Similar to the findings in our rat model, several previous studies have documented increased serum levels of inflammatory mediators in adults and children with DKA.19–23 Elevated serum concentrations of IL-6, IL-8 (CXCL8), TNF-α, and IL-1β have been found in adults with acute DKA.22 23 In children, acute DKA results in increased serum levels of CXCL1, IL-8, IL-6, IL-10, IFN-α2, IFN-γ, TNF-α and IL-1β and reduced levels of CXCL10.19–21 Plasma from children with DKA, as well as mixtures of cytokines simulating those in DKA plasma, has been shown to increase adhesion of polymorphonuclear leukocytes to cultured microvascular endothelial cells.20 In a mouse model, DKA was associated with increased circulating levels of IL-6, IL-8, MCP-1, IL-10, sE-selectin, sICAM-1, and sVCAM-1, and stimulation of cultured microvascular endothelial cells with mouse DKA plasma caused cellular activation (increased reactive oxygen species and activation of nuclear factor kappa B), upregulated E-selectin, ICAM-1, and VCAM-1, and increased leukocyte adhesion.59

The current study has limitations that should be taken into account when interpreting the data. The number of rats in each group was relatively small (n=6 or 7), and statistical power to detect differences of smaller magnitude was therefore limited. Several of the observed differences between groups would likely have reached the level of statistical significance had the groups been larger. Our current results therefore highlight only the most robust DKA-related changes in inflammatory mediators. A study with larger groups will be needed to more clearly define changes in inflammatory mediators that are more subtle. Furthermore, we used both male and female rats for these experiments, and the groups were not of sufficient size to investigate possible differences between sexes. It should also be kept in mind that our findings describe neuroinflammatory responses to DKA in a rodent model and human neuroinflammatory responses may differ from those observed. Finally, in our experiments, rats were studied 28 days after DKA. Evidence of persistent neuroinflammation was present at 28 days in this study, but whether this represents chronic neuroinflammation versus a prolonged recovery phase will require further investigation.

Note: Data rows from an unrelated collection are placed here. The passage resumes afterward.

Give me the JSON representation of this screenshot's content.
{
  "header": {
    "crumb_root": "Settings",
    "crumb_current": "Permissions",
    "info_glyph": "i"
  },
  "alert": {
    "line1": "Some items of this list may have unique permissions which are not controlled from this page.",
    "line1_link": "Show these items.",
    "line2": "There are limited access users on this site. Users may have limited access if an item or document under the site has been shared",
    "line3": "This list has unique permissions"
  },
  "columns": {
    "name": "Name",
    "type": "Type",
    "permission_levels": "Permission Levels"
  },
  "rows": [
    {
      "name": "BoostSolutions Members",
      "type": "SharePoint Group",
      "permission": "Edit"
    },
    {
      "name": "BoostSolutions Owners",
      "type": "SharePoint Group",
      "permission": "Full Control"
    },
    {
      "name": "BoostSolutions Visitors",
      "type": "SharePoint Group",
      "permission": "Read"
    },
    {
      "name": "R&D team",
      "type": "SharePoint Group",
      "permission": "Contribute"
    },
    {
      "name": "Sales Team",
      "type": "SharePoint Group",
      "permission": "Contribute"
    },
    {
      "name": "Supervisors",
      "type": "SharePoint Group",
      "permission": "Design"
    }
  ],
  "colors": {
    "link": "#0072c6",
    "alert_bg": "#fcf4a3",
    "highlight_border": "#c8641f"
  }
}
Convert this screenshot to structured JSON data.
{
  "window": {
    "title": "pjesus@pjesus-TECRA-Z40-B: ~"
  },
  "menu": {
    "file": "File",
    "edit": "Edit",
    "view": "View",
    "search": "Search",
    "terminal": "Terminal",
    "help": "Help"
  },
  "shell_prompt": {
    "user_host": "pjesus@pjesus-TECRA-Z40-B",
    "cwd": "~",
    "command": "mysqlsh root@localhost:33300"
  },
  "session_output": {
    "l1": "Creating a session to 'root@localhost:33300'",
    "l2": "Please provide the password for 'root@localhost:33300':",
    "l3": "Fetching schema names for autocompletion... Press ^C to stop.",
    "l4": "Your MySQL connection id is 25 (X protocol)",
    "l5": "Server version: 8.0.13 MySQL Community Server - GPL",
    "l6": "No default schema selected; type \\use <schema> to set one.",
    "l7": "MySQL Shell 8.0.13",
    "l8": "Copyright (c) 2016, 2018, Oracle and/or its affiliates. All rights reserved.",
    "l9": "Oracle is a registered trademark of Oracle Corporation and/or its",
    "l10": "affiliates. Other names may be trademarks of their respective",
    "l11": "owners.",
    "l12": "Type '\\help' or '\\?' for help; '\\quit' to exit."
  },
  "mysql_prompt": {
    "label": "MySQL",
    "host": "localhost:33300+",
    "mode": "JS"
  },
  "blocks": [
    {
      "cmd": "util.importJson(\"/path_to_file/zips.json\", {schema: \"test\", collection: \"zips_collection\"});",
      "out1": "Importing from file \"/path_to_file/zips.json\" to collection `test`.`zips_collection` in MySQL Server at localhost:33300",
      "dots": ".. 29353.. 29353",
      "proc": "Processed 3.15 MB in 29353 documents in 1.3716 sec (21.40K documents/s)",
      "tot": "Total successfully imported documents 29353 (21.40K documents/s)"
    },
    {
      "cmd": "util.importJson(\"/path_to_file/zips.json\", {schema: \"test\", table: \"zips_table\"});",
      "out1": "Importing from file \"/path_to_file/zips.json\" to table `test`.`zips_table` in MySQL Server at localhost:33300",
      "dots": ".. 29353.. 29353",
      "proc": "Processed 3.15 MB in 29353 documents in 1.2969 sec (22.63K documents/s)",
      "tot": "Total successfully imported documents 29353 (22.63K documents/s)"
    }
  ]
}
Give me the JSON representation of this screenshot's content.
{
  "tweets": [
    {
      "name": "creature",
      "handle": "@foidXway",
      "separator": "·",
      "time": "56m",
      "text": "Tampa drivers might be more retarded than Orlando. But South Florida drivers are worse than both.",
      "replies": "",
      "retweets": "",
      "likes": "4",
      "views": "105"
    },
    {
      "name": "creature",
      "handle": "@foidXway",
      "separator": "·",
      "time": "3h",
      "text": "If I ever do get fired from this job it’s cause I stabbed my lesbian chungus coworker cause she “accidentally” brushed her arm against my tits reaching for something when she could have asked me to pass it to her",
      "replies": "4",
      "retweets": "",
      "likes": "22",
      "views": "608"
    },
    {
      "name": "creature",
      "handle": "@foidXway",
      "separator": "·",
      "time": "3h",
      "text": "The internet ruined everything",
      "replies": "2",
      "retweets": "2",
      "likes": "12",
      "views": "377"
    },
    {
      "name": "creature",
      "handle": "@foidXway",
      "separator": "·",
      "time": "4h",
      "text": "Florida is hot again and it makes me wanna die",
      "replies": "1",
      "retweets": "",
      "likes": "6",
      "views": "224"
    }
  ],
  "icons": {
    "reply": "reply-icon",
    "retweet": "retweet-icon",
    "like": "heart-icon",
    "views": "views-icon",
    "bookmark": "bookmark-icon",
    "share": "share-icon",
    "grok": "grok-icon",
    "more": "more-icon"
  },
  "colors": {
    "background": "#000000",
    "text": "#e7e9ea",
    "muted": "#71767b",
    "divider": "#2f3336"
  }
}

In summary, our data demonstrate that DKA causes both a systemic inflammatory response and a neuroinflammatory response. Chemokines involved in recruitment and activation of monocytes/microglia (CCL3 and CCL5) appear to play a prominent role. Most importantly, our data demonstrate persistent neuroinflammation after recovery from DKA, suggesting that DKA might trigger a chronic neuroinflammatory response that could contribute to neurodegeneration and declines in cognition over time in patients with diabetes. Our data also suggest similarities between DKA and TBI, a condition in which repetitive episodes result in increased chronic neuroinflammation.43 These findings raise concerns about detrimental effects of repeated episodes of DKA. Recent data suggest that anti-inflammatory interventions may be beneficial in preventing neurodegeneration after TBI, even when administered long after recovery,43 underscoring the importance of investigating possible connections between DKA, chronic neuroinflammation and diabetes-related cognitive declines.